A logistic regression model was fitted for each of the three years. The outcome (dependent) variable for each model was LBW, and explanatory (independent) variables included arsenic concentration from surface soils and private water wells, demographic (parents race, ethnicity, age, and education) and birth data (infant sex and birth facility), and social and lifestyle covariates (medical source pay, maternal alcohol, and tobacco usage, and WIC enrollment). Medical source pay and WIC program enrollment were used as proxies for socioeconomic status. Variance inflation factors (VIF) were used to assess the explanatory variables for multicollinearity. Stepwise selection was used to optimize our model for the best fit. Pseudo R2 was reported for each model to explain how well the best-fitted variables of the model explain LBW. Receiver operator characteristic (ROC) curves were constructed to determine model prediction accuracy for the probability of LBW occurrence at the census tract level and to quantify the area under the curve (AUC) ( Supplemental Figure S1).

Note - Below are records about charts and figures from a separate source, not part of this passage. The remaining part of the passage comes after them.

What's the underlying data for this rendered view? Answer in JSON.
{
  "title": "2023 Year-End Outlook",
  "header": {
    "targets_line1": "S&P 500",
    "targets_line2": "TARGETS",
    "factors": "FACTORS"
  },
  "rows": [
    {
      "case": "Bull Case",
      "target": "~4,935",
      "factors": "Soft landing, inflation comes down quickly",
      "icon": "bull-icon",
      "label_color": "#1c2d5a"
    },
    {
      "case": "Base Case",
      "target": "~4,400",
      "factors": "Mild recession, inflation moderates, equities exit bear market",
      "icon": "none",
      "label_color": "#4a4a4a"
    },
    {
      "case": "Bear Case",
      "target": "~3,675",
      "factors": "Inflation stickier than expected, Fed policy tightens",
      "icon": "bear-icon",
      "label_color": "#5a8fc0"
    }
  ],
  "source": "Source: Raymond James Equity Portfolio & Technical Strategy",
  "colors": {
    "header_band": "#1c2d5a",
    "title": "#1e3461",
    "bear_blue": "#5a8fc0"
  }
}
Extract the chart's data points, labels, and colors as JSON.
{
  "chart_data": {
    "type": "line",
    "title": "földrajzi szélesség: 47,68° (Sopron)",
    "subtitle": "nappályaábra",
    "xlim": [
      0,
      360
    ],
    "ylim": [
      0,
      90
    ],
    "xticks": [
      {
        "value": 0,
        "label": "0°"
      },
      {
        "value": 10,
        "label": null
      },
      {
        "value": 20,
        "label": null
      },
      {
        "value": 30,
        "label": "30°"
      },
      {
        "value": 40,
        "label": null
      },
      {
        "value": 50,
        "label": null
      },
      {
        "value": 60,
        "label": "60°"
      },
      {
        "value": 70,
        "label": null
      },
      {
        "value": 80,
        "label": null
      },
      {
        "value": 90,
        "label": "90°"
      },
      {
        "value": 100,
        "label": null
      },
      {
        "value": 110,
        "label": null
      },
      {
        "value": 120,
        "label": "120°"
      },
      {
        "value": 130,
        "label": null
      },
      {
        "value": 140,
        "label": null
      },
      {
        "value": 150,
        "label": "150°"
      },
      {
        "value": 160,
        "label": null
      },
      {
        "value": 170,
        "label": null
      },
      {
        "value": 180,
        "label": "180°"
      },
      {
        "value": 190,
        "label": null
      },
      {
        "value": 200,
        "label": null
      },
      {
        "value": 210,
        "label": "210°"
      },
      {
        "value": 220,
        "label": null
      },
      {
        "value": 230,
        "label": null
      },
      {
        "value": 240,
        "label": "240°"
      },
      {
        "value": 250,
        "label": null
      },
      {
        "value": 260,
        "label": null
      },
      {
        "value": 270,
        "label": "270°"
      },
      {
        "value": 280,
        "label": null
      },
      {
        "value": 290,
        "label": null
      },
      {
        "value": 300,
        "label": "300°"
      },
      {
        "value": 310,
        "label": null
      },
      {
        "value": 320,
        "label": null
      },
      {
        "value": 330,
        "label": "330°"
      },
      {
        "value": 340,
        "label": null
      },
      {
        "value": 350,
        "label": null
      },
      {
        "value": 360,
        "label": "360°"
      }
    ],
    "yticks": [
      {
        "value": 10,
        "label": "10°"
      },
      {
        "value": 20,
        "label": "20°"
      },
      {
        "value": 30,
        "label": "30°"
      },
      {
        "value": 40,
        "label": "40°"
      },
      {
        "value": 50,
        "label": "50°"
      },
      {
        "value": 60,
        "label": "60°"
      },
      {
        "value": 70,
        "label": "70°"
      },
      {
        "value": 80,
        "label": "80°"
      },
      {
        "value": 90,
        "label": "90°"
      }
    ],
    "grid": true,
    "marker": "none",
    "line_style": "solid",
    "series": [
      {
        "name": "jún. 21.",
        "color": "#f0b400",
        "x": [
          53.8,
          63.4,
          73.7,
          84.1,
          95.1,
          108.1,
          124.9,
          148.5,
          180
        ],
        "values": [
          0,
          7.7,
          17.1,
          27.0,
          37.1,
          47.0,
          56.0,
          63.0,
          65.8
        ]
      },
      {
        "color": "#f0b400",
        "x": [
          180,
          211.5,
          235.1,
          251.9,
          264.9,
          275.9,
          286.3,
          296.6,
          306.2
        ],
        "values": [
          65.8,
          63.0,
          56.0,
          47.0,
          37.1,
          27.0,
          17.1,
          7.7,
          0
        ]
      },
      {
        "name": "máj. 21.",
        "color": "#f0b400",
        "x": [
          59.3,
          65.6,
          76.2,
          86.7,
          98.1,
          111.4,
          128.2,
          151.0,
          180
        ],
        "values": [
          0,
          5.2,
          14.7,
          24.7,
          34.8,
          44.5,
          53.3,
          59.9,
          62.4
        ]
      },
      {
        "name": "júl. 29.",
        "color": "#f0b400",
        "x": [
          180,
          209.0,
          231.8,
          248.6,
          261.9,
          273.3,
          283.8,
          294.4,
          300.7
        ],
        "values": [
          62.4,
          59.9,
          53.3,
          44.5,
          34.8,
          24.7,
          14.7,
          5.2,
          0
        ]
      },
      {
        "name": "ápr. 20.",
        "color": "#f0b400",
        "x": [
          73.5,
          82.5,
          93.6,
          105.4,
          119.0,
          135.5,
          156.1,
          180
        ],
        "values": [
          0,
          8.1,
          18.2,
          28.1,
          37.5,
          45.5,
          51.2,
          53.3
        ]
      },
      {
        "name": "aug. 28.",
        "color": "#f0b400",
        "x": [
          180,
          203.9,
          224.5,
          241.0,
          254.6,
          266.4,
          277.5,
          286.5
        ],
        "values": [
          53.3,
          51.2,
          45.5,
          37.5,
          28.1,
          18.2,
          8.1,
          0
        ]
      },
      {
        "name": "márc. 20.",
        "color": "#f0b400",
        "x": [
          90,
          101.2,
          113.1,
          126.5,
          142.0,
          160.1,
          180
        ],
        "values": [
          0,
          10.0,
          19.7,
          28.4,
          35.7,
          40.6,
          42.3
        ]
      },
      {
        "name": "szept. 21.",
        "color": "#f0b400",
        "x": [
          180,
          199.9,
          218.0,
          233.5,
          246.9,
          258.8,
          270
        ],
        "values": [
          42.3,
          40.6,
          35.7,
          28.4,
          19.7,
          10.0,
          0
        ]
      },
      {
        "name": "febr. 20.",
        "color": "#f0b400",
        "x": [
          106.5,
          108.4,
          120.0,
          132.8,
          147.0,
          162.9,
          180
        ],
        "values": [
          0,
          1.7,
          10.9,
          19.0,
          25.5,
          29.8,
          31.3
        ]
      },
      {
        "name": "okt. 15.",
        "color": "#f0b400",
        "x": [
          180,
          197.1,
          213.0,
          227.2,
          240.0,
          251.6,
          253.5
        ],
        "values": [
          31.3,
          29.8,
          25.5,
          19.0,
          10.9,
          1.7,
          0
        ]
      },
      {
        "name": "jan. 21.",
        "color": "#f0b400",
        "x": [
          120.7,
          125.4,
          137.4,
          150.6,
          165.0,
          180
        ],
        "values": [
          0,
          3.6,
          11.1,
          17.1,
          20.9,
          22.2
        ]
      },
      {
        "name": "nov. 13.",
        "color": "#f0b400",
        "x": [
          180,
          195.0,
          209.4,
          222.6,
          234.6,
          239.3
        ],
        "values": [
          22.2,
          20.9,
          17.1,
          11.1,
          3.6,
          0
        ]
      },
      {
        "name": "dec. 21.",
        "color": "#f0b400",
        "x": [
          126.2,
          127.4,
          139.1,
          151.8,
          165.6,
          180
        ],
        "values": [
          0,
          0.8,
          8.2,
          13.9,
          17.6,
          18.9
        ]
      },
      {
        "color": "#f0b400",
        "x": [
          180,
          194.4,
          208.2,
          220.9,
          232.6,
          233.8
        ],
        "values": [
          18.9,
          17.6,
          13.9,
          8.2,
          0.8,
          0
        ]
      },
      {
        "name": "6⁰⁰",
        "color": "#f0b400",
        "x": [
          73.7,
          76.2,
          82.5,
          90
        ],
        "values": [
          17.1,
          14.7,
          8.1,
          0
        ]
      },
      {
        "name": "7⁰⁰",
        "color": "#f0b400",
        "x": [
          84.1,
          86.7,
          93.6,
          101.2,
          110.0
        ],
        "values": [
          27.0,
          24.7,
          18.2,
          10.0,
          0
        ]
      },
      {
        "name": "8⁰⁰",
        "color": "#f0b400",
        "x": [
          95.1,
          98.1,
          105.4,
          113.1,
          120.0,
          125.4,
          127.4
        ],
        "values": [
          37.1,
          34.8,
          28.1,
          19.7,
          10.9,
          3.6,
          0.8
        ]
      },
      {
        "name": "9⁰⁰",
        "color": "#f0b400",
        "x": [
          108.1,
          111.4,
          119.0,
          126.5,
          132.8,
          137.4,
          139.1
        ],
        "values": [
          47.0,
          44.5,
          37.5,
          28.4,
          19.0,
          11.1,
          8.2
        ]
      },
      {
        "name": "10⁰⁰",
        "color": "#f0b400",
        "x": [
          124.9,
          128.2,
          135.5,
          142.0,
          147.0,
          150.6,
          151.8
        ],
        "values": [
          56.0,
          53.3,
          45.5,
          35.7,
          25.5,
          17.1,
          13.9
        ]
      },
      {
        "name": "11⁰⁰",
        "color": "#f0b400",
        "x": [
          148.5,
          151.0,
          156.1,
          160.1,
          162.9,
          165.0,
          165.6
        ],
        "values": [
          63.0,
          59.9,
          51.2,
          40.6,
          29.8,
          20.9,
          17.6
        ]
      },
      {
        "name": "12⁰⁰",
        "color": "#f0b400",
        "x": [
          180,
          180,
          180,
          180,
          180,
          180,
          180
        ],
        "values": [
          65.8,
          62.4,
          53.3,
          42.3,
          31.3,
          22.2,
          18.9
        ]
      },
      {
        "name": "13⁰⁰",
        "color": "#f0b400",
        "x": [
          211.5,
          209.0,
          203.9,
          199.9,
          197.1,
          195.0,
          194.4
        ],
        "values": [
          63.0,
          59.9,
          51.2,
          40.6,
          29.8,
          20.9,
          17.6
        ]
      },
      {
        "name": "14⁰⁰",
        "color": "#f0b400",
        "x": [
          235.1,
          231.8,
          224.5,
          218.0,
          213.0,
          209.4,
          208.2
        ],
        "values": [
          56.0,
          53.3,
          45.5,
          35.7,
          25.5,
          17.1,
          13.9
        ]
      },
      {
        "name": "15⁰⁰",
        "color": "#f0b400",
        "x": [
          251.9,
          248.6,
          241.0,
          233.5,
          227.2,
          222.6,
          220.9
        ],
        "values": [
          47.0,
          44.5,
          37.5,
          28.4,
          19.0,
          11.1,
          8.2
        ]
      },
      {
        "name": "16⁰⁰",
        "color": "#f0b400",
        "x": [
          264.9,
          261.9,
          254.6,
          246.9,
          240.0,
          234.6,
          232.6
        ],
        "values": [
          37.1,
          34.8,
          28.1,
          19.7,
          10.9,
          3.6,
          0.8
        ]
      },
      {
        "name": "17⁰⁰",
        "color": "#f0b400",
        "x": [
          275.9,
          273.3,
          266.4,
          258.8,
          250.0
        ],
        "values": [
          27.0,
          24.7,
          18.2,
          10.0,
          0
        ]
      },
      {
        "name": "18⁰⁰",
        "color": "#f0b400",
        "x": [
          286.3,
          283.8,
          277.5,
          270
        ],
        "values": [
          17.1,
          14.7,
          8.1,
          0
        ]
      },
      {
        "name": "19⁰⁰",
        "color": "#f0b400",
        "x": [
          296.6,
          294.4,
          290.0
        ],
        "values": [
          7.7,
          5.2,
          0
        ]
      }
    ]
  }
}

R code for this study was archived on GitHub.14 All data were analyzed using R version 3.4.1.15

Results

Descriptive statistics

After excluding multiple births and displaced geocoding addresses, birth data were obtained for the years of 2005 (n = 5845), 2010 (n = 5569), and 2015 (n = 5770). Arsenic levels in soil samples across both counties ranged from 0.58 to 121.0 mg/kg, with a mean of 5.75 mg/kg. Arsenic concentrations in private wells across both counties ranged from 0 to 3.3 µg/L with a mean of 0.45 (SD = 0.61), which are below the maximum contaminant level (MCL) in drinking water and do not pose an immediate threat to human health according to the EPA.16 Tables 1 and 2 show the distribution (N and %) of demographics, birth, and social and lifestyle characteristics. For all three years, most births were to non-Hispanic white parents aged 25 years or older with a high school education or higher (Table 1). Of the newborns born, men were slightly more common (51%) than women in all three years. Most of the newborns were born with birth weights equal to or greater than 2500 g. For all three years, roughly 9% to 10% of the infants were born with birth weights lower than 2500 g. Most of the births took place at the hospital to parents with predominantly nonprivate insurance. Approximately half of the mothers were enrolled in WIC, and fewer than 11% of the mothers had a history of alcohol and tobacco usage for each year (Table 2).

Results of the GLMs

The results of the logistic regression are noted in Figure 1A to C and expressed as odds ratios. In all three models, private well and surface soil arsenic concentrations in the environment were shown to have no significant association with LBW occurrence. For the year of 2005, our study found that the probability of infant born from mother with private health insurance experiencing LBW occurrence was 31% less likely to occur when mothers had private insurance compared with mothers with nonprivate and other forms of medical payment (odds ratio [OR] = 0.69; confidence interval [CI] = 0.49-0.98). Infants born of mothers of other races (excluding black and white) were 54% (OR = 0.46; CI = 0.25-0.80) less likely to experience LBW compared with infants born to black or white mothers, whereas the probability of infant born of white mother were 58% less likely to experience LBW occurrence (OR = 0.42; CI = 0.32-0.57).

Figure 1.

Odds ratios of GLM for the years of (A) 2005, (B) 2010, and (C) 2015. GLM indicates generalized linear model; LBW, low birth weight.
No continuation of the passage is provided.